Workers from the Zimbabwe United Passenger Company spray a disinfectant liquid at a commuter bus rank in Harare, Zimbabwe in April 2020.

Photo credit: Jekesai Njikizana | AFP

“Pay has remained desperately inadequate,” says the doctor.

“Health workers are not asking for money to buy expensive houses and go on holiday, but just enough to survive. As a doctor, for instance, I receive about $175 a month. That's a little less than $6 a day.

“Both my wife and I are frontline workers, and we struggle to pay the rent and bills.” The situation is worse for nurses and other less skilled workers – and much worse yet for the vast throngs of unemployed.

President Mnangagwa's disdain for ordinary Zimbabweans could be seen in his administration's stifling of people's freedoms, said this doctor and other critics who point, as evidence of government priorities, to the purchase of Range Rovers and pick-up trucks for senior civil servants and diplomatic staff.

I go to bed every night hungry, tired.
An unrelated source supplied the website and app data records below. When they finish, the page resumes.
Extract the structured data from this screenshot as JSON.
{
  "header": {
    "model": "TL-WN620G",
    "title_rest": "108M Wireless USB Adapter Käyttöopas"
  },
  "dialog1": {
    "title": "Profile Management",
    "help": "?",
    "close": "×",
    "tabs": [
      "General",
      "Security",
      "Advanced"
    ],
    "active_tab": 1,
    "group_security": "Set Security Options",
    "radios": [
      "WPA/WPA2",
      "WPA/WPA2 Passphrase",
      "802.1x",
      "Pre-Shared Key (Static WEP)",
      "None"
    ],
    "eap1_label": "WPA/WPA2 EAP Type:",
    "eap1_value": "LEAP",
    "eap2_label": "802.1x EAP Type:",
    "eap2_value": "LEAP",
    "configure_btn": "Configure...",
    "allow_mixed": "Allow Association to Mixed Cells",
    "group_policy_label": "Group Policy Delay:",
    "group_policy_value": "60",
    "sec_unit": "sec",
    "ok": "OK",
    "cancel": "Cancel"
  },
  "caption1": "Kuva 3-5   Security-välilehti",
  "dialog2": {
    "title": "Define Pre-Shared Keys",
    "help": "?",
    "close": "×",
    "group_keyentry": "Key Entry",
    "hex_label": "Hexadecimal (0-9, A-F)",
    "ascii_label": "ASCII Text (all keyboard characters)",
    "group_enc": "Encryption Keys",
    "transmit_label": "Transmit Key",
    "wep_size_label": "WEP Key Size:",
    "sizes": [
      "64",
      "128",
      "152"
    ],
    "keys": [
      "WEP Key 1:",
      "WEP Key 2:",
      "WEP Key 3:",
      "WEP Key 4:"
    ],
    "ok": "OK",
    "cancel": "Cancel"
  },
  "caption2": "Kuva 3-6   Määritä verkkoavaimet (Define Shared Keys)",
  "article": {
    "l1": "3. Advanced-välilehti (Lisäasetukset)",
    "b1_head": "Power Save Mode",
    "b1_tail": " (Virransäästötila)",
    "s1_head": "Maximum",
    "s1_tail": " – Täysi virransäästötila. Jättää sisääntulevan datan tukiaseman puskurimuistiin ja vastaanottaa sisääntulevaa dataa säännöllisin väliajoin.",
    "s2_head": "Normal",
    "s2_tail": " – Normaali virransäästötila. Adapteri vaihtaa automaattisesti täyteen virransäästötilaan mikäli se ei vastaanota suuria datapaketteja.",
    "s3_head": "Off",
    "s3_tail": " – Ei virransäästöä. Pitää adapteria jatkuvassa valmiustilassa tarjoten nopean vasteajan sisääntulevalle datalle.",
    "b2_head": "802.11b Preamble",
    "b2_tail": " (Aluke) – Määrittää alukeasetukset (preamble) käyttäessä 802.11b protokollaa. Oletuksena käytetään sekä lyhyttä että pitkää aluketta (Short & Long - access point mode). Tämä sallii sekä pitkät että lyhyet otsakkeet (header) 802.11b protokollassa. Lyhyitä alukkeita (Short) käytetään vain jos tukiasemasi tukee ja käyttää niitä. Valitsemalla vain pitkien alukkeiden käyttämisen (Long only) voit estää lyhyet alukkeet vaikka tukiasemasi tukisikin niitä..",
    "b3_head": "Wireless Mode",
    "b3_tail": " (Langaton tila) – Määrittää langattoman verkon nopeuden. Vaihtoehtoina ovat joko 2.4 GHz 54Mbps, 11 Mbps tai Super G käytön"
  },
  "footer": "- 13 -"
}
I cry going to sleep.

For people like James, who declined to disclose his other name due to fears of reprisals, life is tough. The 29-year-old, who has worked in South Africa but is currently in Zimbabwe, has a partner and three children to support.

“There’s no money. Literally no money, no notes. Everything has moved towards barter – I do this, you give me that. But if you have little, how can you trade? I have never been so poor. I have to try to get work, which means standing all day long somewhere where it is busy and there are not too many other job-seekers.

“I’ve been hired for the day a few times, but that is all, in months.

'Don't care'

“I go to bed every night hungry, tired. I cry going to sleep, I cry in my sleep and I cry when I wake up. I’ve decided to go south and cross the border over the (Limpopo) river.

“I don’t care if they lock me up. Even prison in South Africa (which is very dangerous) is better than this life, which is no life. If I don’t leave I know I shall die soon.”

James’s story is similar to millions of others now living below the poverty line on hand-outs and scrounging in rubbish bins and dumps for anything to eat, use or sell in a desperate bid to keep body and soul together.